En
algunos momentos siento la necesidad de escribir brevemente sobre algunas
percepciones, sobre cosas que me rondan y me molestan, en muchas ocasiones las
aparto de un manotazo, pero hay impresiones que se obstinan en seguir conmigo
interpelándome. Este es el caso de esta reflexión, lo aviso por anticipado,
poco optimista.
Durante
la pasada pandemia del Covid, uno de los hechos que más me afectó fue el vacío
de las calles, la soledad de las calles, la amenaza que representaban como
espacio público de contagio y de vigilancia para los muchos «policías del orden»
que afloraron en los balcones.
Las
calles han sido en el pasado el foro en el que se hablaba, se gritaba, se
cantaba, se caminaba, se soñaba, se trabajaba o se sufría. Los movimientos
transformadores se han dado a conocer en las calles, se han manifestado y han
tomado las calles, han construido las barricadas, esa frágil arquitectura de la
revuelta, se han sentado y acampado para resistir la dominación.
En
otros tiempos, las calles eran la ampliación de la vivienda, estas eran tan
pequeñas e insalubres que las familias pasaban gran parte de su tiempo en la
calle. Ahí jugaban niños y niñas, ahí se tomaba la fresca en verano, se
charlaba y se compartían las noticias de lo que ocurría (era la «red social»

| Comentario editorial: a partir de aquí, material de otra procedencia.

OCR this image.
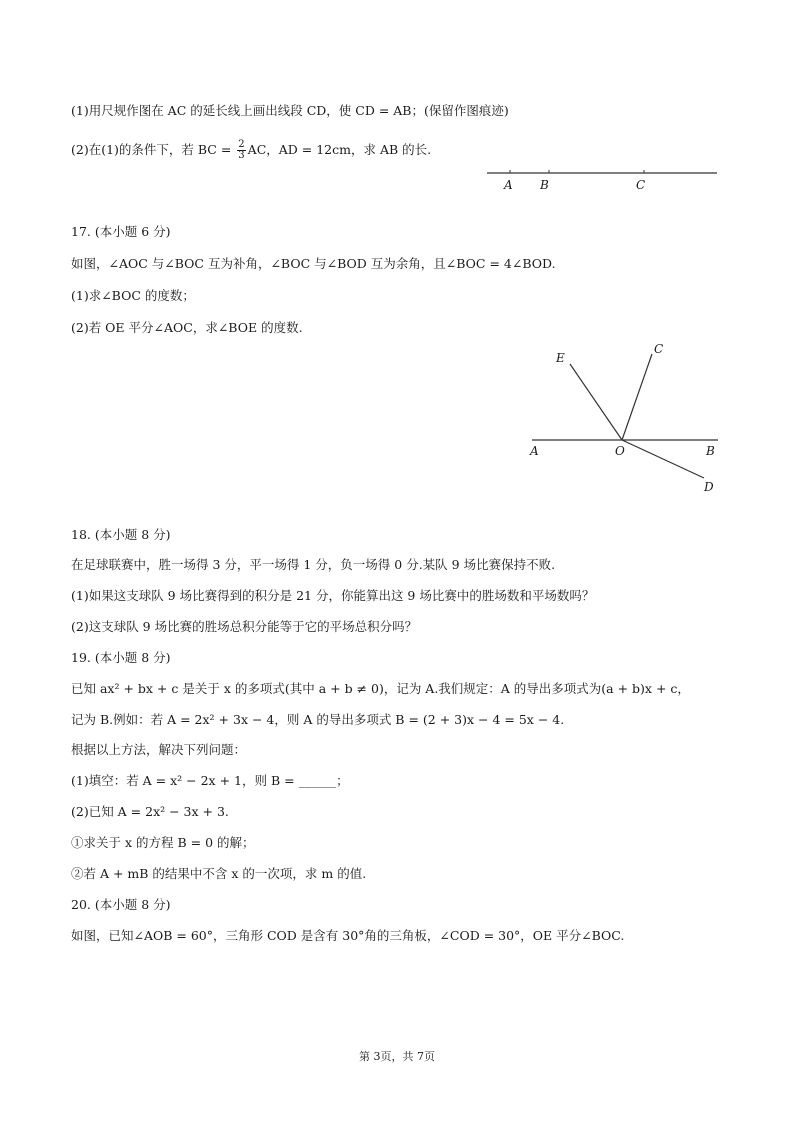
(1)用尺规作图在 AC 的延长线上画出线段 CD，使 CD = AB；(保留作图痕迹)
(2)在(1)的条件下，若 BC = $\frac{2}{3}$ AC，AD = 12cm，求 AB 的长.
A B	C
17. (本小题 6 分)
如图，∠AOC 与∠BOC 互为补角，∠BOC 与∠BOD 互为余角，且∠BOC = 4∠BOD.
(1)求∠BOC 的度数；
(2)若 OE 平分∠AOC，求∠BOE 的度数.
E
C
A	O	B
D
18. (本小题 8 分)
在足球联赛中，胜一场得 3 分，平一场得 1 分，负一场得 0 分.某队 9 场比赛保持不败.
(1)如果这支球队 9 场比赛得到的积分是 21 分，你能算出这 9 场比赛中的胜场数和平场数吗？
(2)这支球队 9 场比赛的胜场总积分能等于它的平场总积分吗？
19. (本小题 8 分)
已知 ax² + bx + c 是关于 x 的多项式(其中 a + b ≠ 0)，记为 A.我们规定：A 的导出多项式为(a + b)x + c，
记为 B.例如：若 A = 2x² + 3x − 4，则 A 的导出多项式 B = (2 + 3)x − 4 = 5x − 4.
根据以上方法，解决下列问题：
(1)填空：若 A = x² − 2x + 1，则 B = ______；
(2)已知 A = 2x² − 3x + 3.
①求关于 x 的方程 B = 0 的解；
②若 A + mB 的结果中不含 x 的一次项，求 m 的值.
20. (本小题 8 分)
如图，已知∠AOB = 60°，三角形 COD 是含有 30°角的三角板，∠COD = 30°，OE 平分∠BOC.
第 3页，共 7页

presencial del pasado). La calle era espacio de subsistencia, donde las gentes
con menos recursos o sin trabajo temporalmente se buscaban la vida a través de
la venta ambulante (siempre perseguida como en la actualidad), la recogida de
chatarra, afilando cuchillos o vendiendo el producto de pequeños hurtos.
El
anarquismo y el anarcosindicalismo convirtieron la calle en lugar de agitación,
era ahí donde las gentes que hacían huelga se manifestaban, era ahí donde la
protesta se adueñaba del espacio público, era ahí donde las mujeres gritaban su
rabia cuando subía el precio del pan, era ahí donde se fraguaba la huelga de
alquileres, era ahí donde soñaban con la utopía.
La
calle fue también lugar de cultura: se representaban obras de teatro con las
sillas que se bajaban de las viviendas, se cantaba en las corales populares, se
bailaba y se mitineaba. La calle era el espacio para vender revistas y
periódicos, era el lugar para comentar la última novela social que salía por
entregas en la prensa obrera.
Las
calles fueron el espacio anti-institucional por excelencia de las clases
trabajadoras, de las mujeres, de los marginales, de los y las activistas,
agitadoras y rebeldes, de la delincuencia y de las gentes que no tenían otra
manera de subsistir.
El
poder, consciente de la potencia de la calle, derribo las callejuelas, las
«higienizó», las amplió para los coches, construyo bancos incómodos e
individuales, en definitiva, las borró como lugar de encuentro de las ciudades.
Poco a poco, la gente se ha ido de las calles, se refugia en su casa, en las
redes sociales, incluso ubica la protesta en ellas desde la seguridad de su
habitación, las grandes marcas comerciales y los partidos políticos ocupan las
calles con mensajes consumistas y consignas propagandísticas durante las
«fiestas electorales». Las grandes avenidas son espacios de ruido y
contaminación, así que las «fuerzas progresistas» crean espacios de
«pacificación», pequeñas «islas» humanizadas para que hagamos el simulacro de
que las calles son nuestras de nuevo. Sin duda, la calle se ha convertido en un
espacio de control y disciplinamiento (la pandemia lo demostró con creces) a
través de la policía, las cámaras de «seguridad», guardias de seguridad en la
entrada de bancos y grandes almacenes, etc. Hoy las calles son espacios
institucionales que nos hemos dejado arrebatar, la mejor prueba de ello es que
los movimientos de orden (el nacionalismo de cualquier signo, la derecha, los
desocupas, etc.) se apoderan de ellas tanto o más que los movimientos
transformadores y antiopresiones.
Debería
concluir con propuestas esperanzadoras, pero no las tengo. Quizás, esta
percepción mía de la calle está equivocada, ojalá así sea.